Dalam konteks korupsi, itulah yang dinamakan state capture corruption atau korupsi sistemik. Contoh korupsi via kebijakan: kasus KTP elektronik, yang telah menyeret beberapa pembuat kebijakan ke penjara karena terbukti melakukan tindak pidana korupsi saat membahas anggaran. Begitu pula dengan kebijakan tentang benih lobster yang belakangan membuat bekas Menteri Kelautan dan Perikanan Edhy Prabowo dibui. Juga kebijakan tentang harga sawit yang tengah menyeret beberapa orang ke meja hijau.
State capture corruption adalah manipulasi prosedur oleh pejabat, politisi, perusahaan milik negara ataupun swasta, maupun individu di luar pemerintahan agar kebijakan dibuat untuk menguntungkan mereka (Hellman, Jones, dan Kaufmann, 2000). Kebijakan—dalam bentuk undang-undang, peraturan, bahkan juga putusan pengadilan—yang seharusnya dibuat untuk kepentingan umum, dibuat untuk kepentingan gerombolan sendiri. Ada pula istilah regulatory capture apabila yang disoal adalah peraturan yang disandera (captured), ada pula label court capture jika pengadilan yang disandera. Definisi state capture lebih luas mencakup segala segi aspek penyelenggaraan negara.
Kebijakan yang dimanipulasi mungkin saja tidak berujung pada tindak pidana korupsi. Sebab, memanipulasi tindak pidana korupsi membutuhkan pemenuhan unsur pelanggaran pasal dan pembuktian yang sifatnya sangat teknis hukum. Bisa jadi, keuntungan yang diraih bukan berupa transfer kekayaan, melainkan keistimewaan yang nantinya akan menghasilkan keuntungan. Misalnya dalam kasus pemutihan izin-izin perkebunan kelapa sawit di dalam kawasan hutan, yang sebenarnya melanggar hukum, tetapi dibuat menjadi legal dengan adanya UU Cipta Kerja dan peraturan turunannya (Greenpeace Indonesia dan The Tree Map, 2021). Prinsipnya, kebijakan apa pun yang sengaja disandera untuk keuntungan segerombolan aktor adalah sebuah kebobrokan politik yang harus dibenahi.

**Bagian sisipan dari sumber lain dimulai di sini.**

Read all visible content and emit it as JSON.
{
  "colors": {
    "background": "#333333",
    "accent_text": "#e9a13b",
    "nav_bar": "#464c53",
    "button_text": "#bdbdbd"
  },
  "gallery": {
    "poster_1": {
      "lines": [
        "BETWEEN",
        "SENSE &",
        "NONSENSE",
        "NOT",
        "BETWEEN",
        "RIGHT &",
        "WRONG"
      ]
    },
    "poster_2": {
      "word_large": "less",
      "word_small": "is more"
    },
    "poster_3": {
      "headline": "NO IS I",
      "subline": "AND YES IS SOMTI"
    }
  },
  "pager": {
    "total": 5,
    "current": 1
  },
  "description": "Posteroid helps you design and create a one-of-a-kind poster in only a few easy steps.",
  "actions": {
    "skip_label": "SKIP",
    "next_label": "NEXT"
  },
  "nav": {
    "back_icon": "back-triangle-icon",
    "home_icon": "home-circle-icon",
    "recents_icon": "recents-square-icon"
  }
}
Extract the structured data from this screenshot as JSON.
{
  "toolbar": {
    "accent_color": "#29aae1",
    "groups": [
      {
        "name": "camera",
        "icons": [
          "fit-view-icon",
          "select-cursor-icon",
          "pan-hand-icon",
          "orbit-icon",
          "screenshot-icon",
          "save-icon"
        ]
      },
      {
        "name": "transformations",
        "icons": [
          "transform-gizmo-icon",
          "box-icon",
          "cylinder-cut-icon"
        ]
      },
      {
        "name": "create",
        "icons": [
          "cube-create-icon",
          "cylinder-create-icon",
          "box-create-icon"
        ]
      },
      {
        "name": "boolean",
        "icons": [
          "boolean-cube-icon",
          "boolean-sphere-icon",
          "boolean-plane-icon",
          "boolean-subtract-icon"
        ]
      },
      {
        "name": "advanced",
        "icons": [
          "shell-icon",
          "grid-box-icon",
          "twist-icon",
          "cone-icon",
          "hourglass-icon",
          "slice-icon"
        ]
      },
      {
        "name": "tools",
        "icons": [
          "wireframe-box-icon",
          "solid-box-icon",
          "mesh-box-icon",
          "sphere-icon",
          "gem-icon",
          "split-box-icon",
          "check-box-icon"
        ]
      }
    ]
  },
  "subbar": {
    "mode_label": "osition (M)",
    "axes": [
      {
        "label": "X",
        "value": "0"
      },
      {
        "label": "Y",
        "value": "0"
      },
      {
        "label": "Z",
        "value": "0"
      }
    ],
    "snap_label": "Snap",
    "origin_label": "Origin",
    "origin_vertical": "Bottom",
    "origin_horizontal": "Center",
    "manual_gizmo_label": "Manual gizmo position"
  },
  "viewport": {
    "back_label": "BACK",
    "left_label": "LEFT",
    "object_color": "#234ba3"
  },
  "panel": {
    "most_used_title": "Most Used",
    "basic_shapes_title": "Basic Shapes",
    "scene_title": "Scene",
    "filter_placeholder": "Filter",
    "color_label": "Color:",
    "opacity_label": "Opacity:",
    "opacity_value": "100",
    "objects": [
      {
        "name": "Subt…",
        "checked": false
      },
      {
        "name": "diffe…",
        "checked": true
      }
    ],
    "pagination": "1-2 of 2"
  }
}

Siapa bisa menyandera negara melalui kebijakan? Tak lain, aktor-aktor politik formal penentu kebijakan. Penyumbang utama aktor formal adalah partai-partai politik, baik anggotanya langsung maupun yang terafiliasi dengannya. Dalam hal korupsi via kebijakan, semua partai yang anggotanya memegang kekuasaan, baik sebagai anggota dewan maupun kepala daerah dan pejabat lain hasil pemilihan, tercatat pernah tersangkut kasus korupsi. Sebab, korupsi pada dasarnya selalu soal jaringan pemegang kekuasaan yang berkomplot untuk mencuri uang warga. Korupsi tak mengenal partai politik. Apa pun warna jaketnya, yang penting ia bersepakat membuat kue yang hanya bisa dinikmati oleh kelompok mereka sendiri.
Masalahnya ada pada politik kartel di Indonesia (Slater, 2004; Ambardi, 2009), yaitu cara berpolitik yang bersandar pada kerja sama antarpartai dan antara partai dan pemerintah, bukan untuk berkompetisi secara sehat, melainkan untuk mengambil keuntungan secara curang (Katz dan Mair, 1995). Karena itu, gagasan perombakan partai politik sangat penting untuk dibicarakan. Bukan dalam hal soal membubarkan mereka seperti isu yang menghangat setiap ada pimpinan partai yang tertangkap, melainkan tentang memaksa partai politik untuk memiliki aturan main internal yang demokratis. Tujuannya, menguatkan peran partai dalam pendidikan politik dan membongkar elite partai yang bisa mengatur jalannya negara ini melalui politik kartel.
Selain aktor pengambil kebijakan, proses pengambilan kebijakan juga harus dirombak agar tak menjadi lahan subur bagi penyandera kebijakan. Kewajiban partisipasi bermakna dan akuntabilitas mutlak diterapkan. Semua proses pengambilan keputusan beserta seluruh dokumen dan rekaman proses juga harus dibuat setransparan mungkin untuk mencegah manipulasi. Yang terpenting, benturan kepentingan harus diberantas. Mestinya, semua pemegang jabatan publik wajib mengungkapkan ke publik semua jabatan yang berpotensi menimbulkan situasi benturan kepentingan.
Kartel politik wajib segera dibongkar dan proses pembuatan kebijakan dibuat terang benderang sebelum semua sumber daya dan tanah air habis dikeruk untuk pemegang kekuasaan yang serakah.